Pertemuan keluarga
BAB 27
Beberapa hari ini hubungan Aminah tak serta merta langsung membaik dengan Damar, keduanya agak canggung ketika bertemu, terakhir kali mereka bersama saat Damar serta merta membawa Pupus untuk di perkenalkan sekaligus menjadi supir pribadi mereka, maklum Damar engan belajar menyetir kendaraan roda empat tersebut, trauma katanya padahal alibi menutupi rasa malasnya saat harus ribet berdesak-desakan ketika dijalan, jadilah Pupus rela menjadi supir menjemput Didin dari rumahsakit beserta Rudi dan Aminah yang ikut di dalamnya.
'Tig... ."
"Ini pesanannya pak," seloroh Aminah menyerahkan sepiring nasi penuh dengan lauk pauk, hal itu langsung di sambut baik oleh pembelinga, Pak Gigih mantan pekerja kelurahaan.
"Min, ada bunyi-bunyian terus, angkat gih." Tegur pria sudah lanjut usia tersebut ramah, melanjutkan tujuannya ke warung Aminah.

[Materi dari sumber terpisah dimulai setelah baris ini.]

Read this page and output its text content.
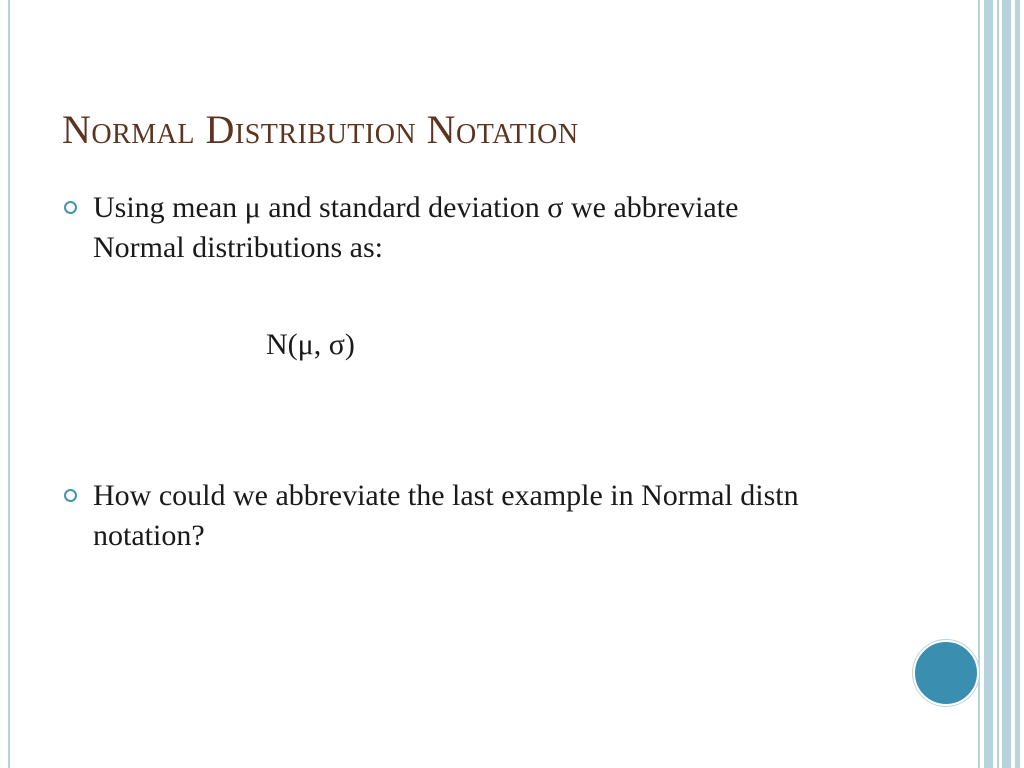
Normal Distribution Notation
Using mean μ and standard deviation σ we abbreviate Normal distributions as:
N(μ, σ)
How could we abbreviate the last example in Normal distn notation?
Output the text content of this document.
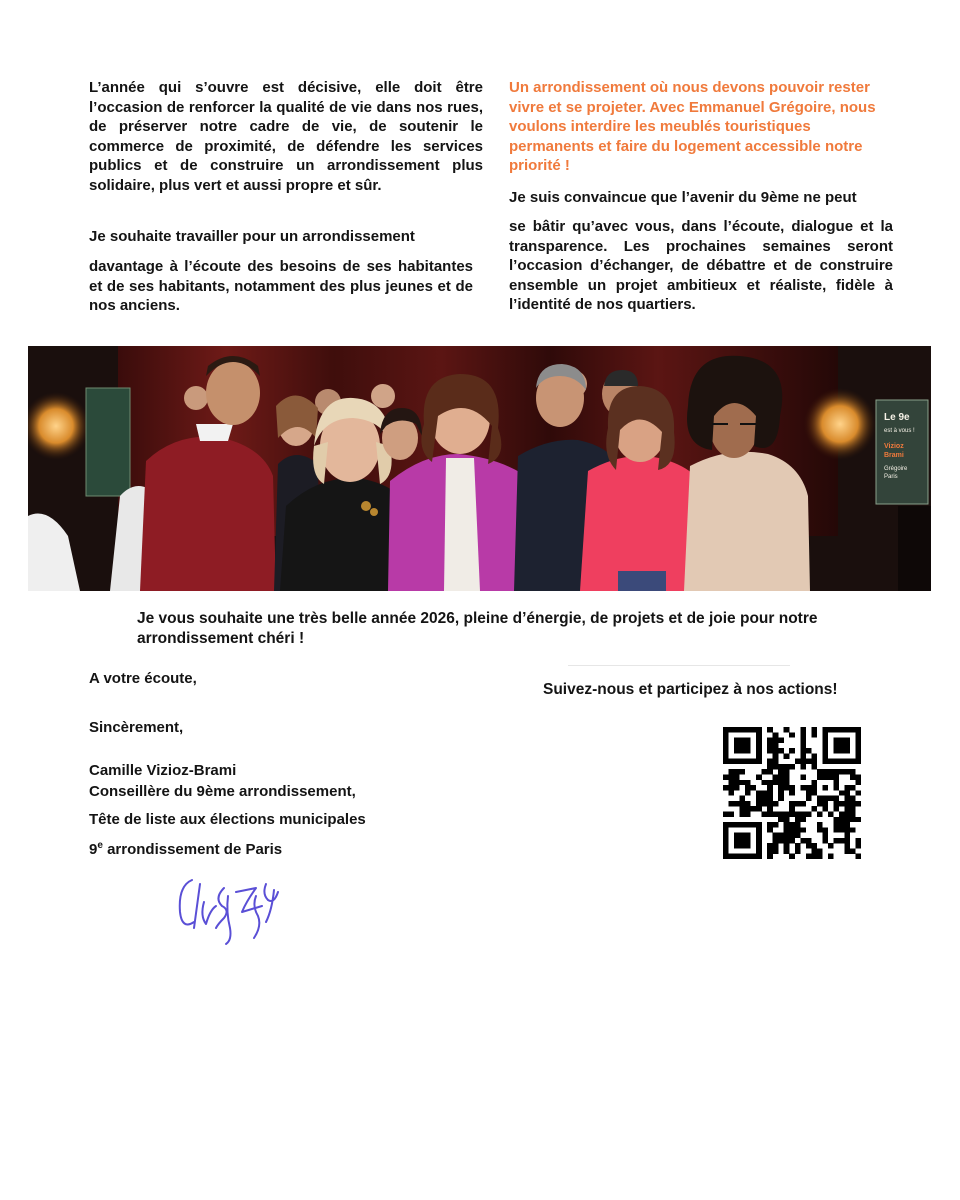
L’année qui s’ouvre est décisive, elle doit être l’occasion de renforcer la qualité de vie dans nos rues, de préserver notre cadre de vie, de soutenir le commerce de proximité, de défendre les services publics et de construire un arrondissement plus solidaire, plus vert et aussi propre et sûr.
Je souhaite travailler pour un arrondissement
davantage à l’écoute des besoins de ses habitantes et de ses habitants, notamment des plus jeunes et de nos anciens.
Un arrondissement où nous devons pouvoir rester vivre et se projeter. Avec Emmanuel Grégoire, nous voulons interdire les meublés touristiques permanents et faire du logement accessible notre priorité !
Je suis convaincue que l’avenir du 9ème ne peut
se bâtir qu’avec vous, dans l’écoute, dialogue et la transparence. Les prochaines semaines seront l’occasion d’échanger, de débattre et de construire ensemble un projet ambitieux et réaliste, fidèle à l’identité de nos quartiers.
Le 9e
est à vous !
Vizioz
Brami
Grégoire
Paris
Je vous souhaite une très belle année 2026, pleine d’énergie, de projets et de joie pour notre arrondissement chéri !
A votre écoute,
Sincèrement,
Camille Vizioz-Brami
Conseillère du 9ème arrondissement,
Tête de liste aux élections municipales
9e arrondissement de Paris
Suivez-nous et participez à nos actions!
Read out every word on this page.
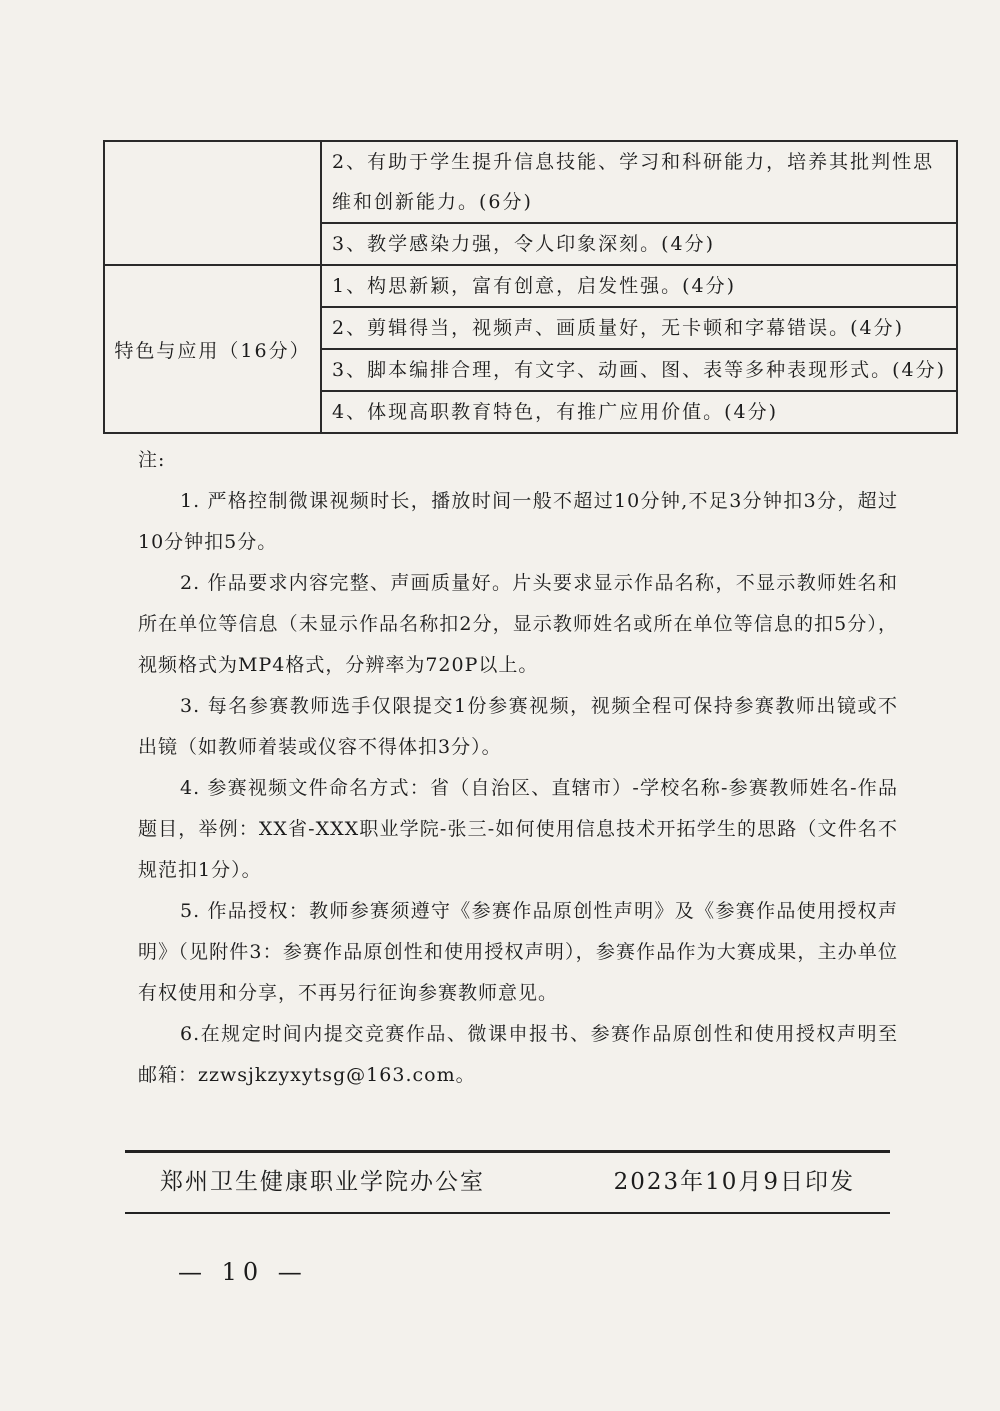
	2、有助于学生提升信息技能、学习和科研能力，培养其批判性思维和创新能力。(6分)
	3、教学感染力强，令人印象深刻。(4分)
特色与应用（16分）	1、构思新颖，富有创意，启发性强。(4分)
	2、剪辑得当，视频声、画质量好，无卡顿和字幕错误。(4分)
	3、脚本编排合理，有文字、动画、图、表等多种表现形式。(4分)
	4、体现高职教育特色，有推广应用价值。(4分)

注:

1. 严格控制微课视频时长，播放时间一般不超过10分钟,不足3分钟扣3分，超过10分钟扣5分。

2. 作品要求内容完整、声画质量好。片头要求显示作品名称，不显示教师姓名和所在单位等信息（未显示作品名称扣2分，显示教师姓名或所在单位等信息的扣5分），视频格式为MP4格式，分辨率为720P以上。

3. 每名参赛教师选手仅限提交1份参赛视频，视频全程可保持参赛教师出镜或不出镜（如教师着装或仪容不得体扣3分）。

4. 参赛视频文件命名方式：省（自治区、直辖市）-学校名称-参赛教师姓名-作品题目，举例：XX省-XXX职业学院-张三-如何使用信息技术开拓学生的思路（文件名不规范扣1分）。

5. 作品授权：教师参赛须遵守《参赛作品原创性声明》及《参赛作品使用授权声明》（见附件3：参赛作品原创性和使用授权声明），参赛作品作为大赛成果，主办单位有权使用和分享，不再另行征询参赛教师意见。

6.在规定时间内提交竞赛作品、微课申报书、参赛作品原创性和使用授权声明至邮箱：zzwsjkzyxytsg@163.com。

郑州卫生健康职业学院办公室	2023年10月9日印发
— 10 —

Aminah bergegas membuka pesan di kontaknya selesai melayani tamu, pesan dari sosok di sana. Beberapa pesan membuat Aminah was-was, sebuah ajakan untuk berkunjung ke rumahnya secara resmi bertemu dengan Bu Tarno untuk makan malam.
"Min, kamu kenapa kaget gitu, di teror tukang utang ya Min," tanya Pak Gigih cukup penasaran jika penjual langanannya ini kaget sampai membeku di tematnya. Terlalu bayak kini orang meminjam uang lewat renternir via onlien begitu Pak Gigih taunya.
Aminah tersenyum kaku, "Bukan, Pak, temen saya dia ngajak makan di rumahnya nanti malam." Tutur Aminah menyembunyikan benda persegi itu di balik celemek merah hati tengah dikenakan.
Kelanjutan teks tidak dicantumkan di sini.